Certains analystes interprètent cette décision comme une prise de conscience stratégique du gouvernement, cherchant à inciter les Gabonais à occuper des emplois dans des secteurs qui étaient traditionnellement dominés par les étrangers. Mais la question se pose : les Gabonais sont-ils prêts à embrasser ces métiers ? Si oui, auront-ils les compétences nécessaires pour offrir des services de qualité comparable à ceux des étrangers qui les occupaient jusque-là ? Le risque majeur ici est que la fermeture de ce secteur aux étrangers laisse un vide. Les jeunes Gabonais, souvent mal formés pour ces travaux, pourraient se retrouver dans une impasse. La décision pourrait provoquer une crise de l’emploi à court terme, avec un déclin de la qualité des services proposés, et une augmentation du chômage dans des secteurs pourtant cruciaux pour la vie quotidienne.

L’Impact sur la Vie des Étrangers et la Cohésion Sociale

Pour les étrangers résidant au Gabon, cette décision peut être perçue comme une exclusion déguisée.
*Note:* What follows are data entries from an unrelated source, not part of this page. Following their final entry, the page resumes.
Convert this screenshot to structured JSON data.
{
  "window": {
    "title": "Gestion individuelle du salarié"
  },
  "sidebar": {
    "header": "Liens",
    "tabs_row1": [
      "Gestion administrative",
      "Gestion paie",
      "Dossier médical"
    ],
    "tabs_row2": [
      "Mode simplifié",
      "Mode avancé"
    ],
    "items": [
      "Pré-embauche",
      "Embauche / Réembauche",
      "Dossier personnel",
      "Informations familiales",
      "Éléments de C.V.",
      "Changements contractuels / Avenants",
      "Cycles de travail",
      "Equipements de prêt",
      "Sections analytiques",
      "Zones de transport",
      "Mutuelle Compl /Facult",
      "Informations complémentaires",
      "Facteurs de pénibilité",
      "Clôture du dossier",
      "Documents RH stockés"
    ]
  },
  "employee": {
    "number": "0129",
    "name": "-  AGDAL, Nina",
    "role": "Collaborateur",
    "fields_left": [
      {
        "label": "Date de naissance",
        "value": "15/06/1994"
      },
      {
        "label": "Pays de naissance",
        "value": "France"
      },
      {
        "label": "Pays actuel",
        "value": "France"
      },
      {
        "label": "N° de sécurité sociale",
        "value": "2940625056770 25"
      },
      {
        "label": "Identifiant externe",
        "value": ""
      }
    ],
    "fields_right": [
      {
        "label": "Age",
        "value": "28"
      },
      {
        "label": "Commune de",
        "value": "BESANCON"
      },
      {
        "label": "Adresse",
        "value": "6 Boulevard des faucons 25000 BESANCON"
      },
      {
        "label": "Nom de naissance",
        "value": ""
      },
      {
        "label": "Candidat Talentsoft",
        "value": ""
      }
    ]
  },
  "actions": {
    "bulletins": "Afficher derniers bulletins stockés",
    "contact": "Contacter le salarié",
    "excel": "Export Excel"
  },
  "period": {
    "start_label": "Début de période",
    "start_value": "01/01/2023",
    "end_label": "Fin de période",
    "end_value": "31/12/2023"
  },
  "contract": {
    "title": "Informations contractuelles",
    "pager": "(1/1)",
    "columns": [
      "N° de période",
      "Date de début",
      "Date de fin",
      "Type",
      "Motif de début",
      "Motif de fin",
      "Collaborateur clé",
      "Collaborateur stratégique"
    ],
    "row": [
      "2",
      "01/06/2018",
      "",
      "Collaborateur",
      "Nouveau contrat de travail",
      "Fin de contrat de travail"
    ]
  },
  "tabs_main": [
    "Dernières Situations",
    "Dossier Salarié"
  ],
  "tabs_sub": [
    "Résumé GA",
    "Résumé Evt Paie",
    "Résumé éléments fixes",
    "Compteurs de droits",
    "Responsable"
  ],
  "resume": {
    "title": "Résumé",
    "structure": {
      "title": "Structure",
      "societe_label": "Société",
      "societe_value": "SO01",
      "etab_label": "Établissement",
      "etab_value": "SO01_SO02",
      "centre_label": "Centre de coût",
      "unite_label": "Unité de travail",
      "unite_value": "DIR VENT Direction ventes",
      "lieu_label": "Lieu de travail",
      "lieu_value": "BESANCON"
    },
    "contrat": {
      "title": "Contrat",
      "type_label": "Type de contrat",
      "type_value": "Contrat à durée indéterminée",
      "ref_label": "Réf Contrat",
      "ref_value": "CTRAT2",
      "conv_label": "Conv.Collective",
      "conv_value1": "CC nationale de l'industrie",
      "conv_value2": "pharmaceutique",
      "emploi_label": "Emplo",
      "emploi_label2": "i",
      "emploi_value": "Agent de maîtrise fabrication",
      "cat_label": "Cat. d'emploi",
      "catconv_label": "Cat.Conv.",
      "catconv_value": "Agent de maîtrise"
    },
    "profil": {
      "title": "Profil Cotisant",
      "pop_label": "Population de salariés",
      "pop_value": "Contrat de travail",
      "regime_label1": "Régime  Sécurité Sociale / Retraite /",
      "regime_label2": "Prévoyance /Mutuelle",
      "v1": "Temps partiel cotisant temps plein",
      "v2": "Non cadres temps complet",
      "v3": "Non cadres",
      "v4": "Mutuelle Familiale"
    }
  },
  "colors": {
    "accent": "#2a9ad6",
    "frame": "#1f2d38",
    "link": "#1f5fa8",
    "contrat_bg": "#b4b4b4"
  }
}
Ceux qui dépendent de ces petits métiers pour leur survie pourraient se retrouver dans une situation précaritaire, sans alternative viable. Leur présence au Gabon, bien que souvent non régularisée, est pourtant bénéfique à l’économie locale, car ces travailleurs participent activement au paiement des loyers, des transports, et aux taxes locales. L’interdiction de ces petites activités pourrait donc réduire leur pouvoir d’achat, affecter le marché immobilier et avoir des répercussions sur les entreprises locales.

 

Une Politique de « Réciprocité » ou un Préjugé Anti-Étranger ?

L’interdiction des petits métiers aux étrangers pourrait également être perçue comme un message politique destiné à rétablir un certain contrôle sur le marché du travail. Certains y voient un signal fort de réciprocité, où le gouvernement, en imitant des politiques de certains pays avancés, cherche à protéger l’économie locale et à imposer des règles similaires à celles des nations qui restreignent l’accès au marché du travail pour les immigrés en situation irrégulière. Cependant, cette logique pourrait se retourner contre les Gabonais eux-mêmes si les autorités ne mettent pas en place un programme de formation adéquat pour préparer la jeunesse gabonaise à ces métiers.

 

Un État qui Doit Évoluer

Cette décision soulève une réflexion plus large sur la situation de l’Afrique, et plus particulièrement du Gabon, en matière d’intégration des étrangers et d’opportunités pour les jeunes. En l’absence de mécanismes solides pour offrir des emplois durables à la population locale, les autorités semblent reculer vers des mesures restrictives, au lieu de chercher à développer des politiques inclusives et novatrices pour l’intégration des travailleurs étrangers. Il est important de noter que dans de nombreux pays avancés, ce sont souvent les immigrés qui occupent ces métiers informels. Les autochtones, quant à eux, sont encouragés à accéder à des emplois plus qualifiés et mieux rémunérés. En restreignant l’accès des étrangers à ces secteurs, le Gabon pourrait paradoxalement se priver d’un levier important pour stimuler son économie informelle, et cela au détriment de sa propre population, qui n’est pas encore prête à occuper ces fonctions de manière soutenue.

Le Défi de l’Acceptation Sociale (Une Décision aux Conséquences Complexes )

L’une des questions les plus complexes demeure : les Gabonais accepteront-ils réellement de prendre en charge ces petits travaux ? Et si oui, seront-ils capables de fournir le même niveau de service que les étrangers qui les occupaient ? Le gouvernement gabonais aura la lourde tâche de sensibiliser la population et de mettre en place des programmes de formation pour combler ce vide. Si ce n’est pas fait, la qualité des services risque de se détériorer, et le chômage pourrait grimper, créant ainsi un déséquilibre social et économique. La décision du gouvernement gabonais d’interdire aux étrangers d’effectuer certains petits métiers marque un tournant dans la gestion du marché de l’emploi informel. Si cette mesure vise à protéger les travailleurs locaux, elle pourrait aussi engendrer des répercussions imprévues si les Gabonais ne sont pas prêts à occuper ces emplois. La question de l’intégration des étrangers et de leur rôle dans l’économie gabonaise reste ouverte, et la mise en place de politiques d’accompagnement sera essentielle pour éviter une crise sociale et économique.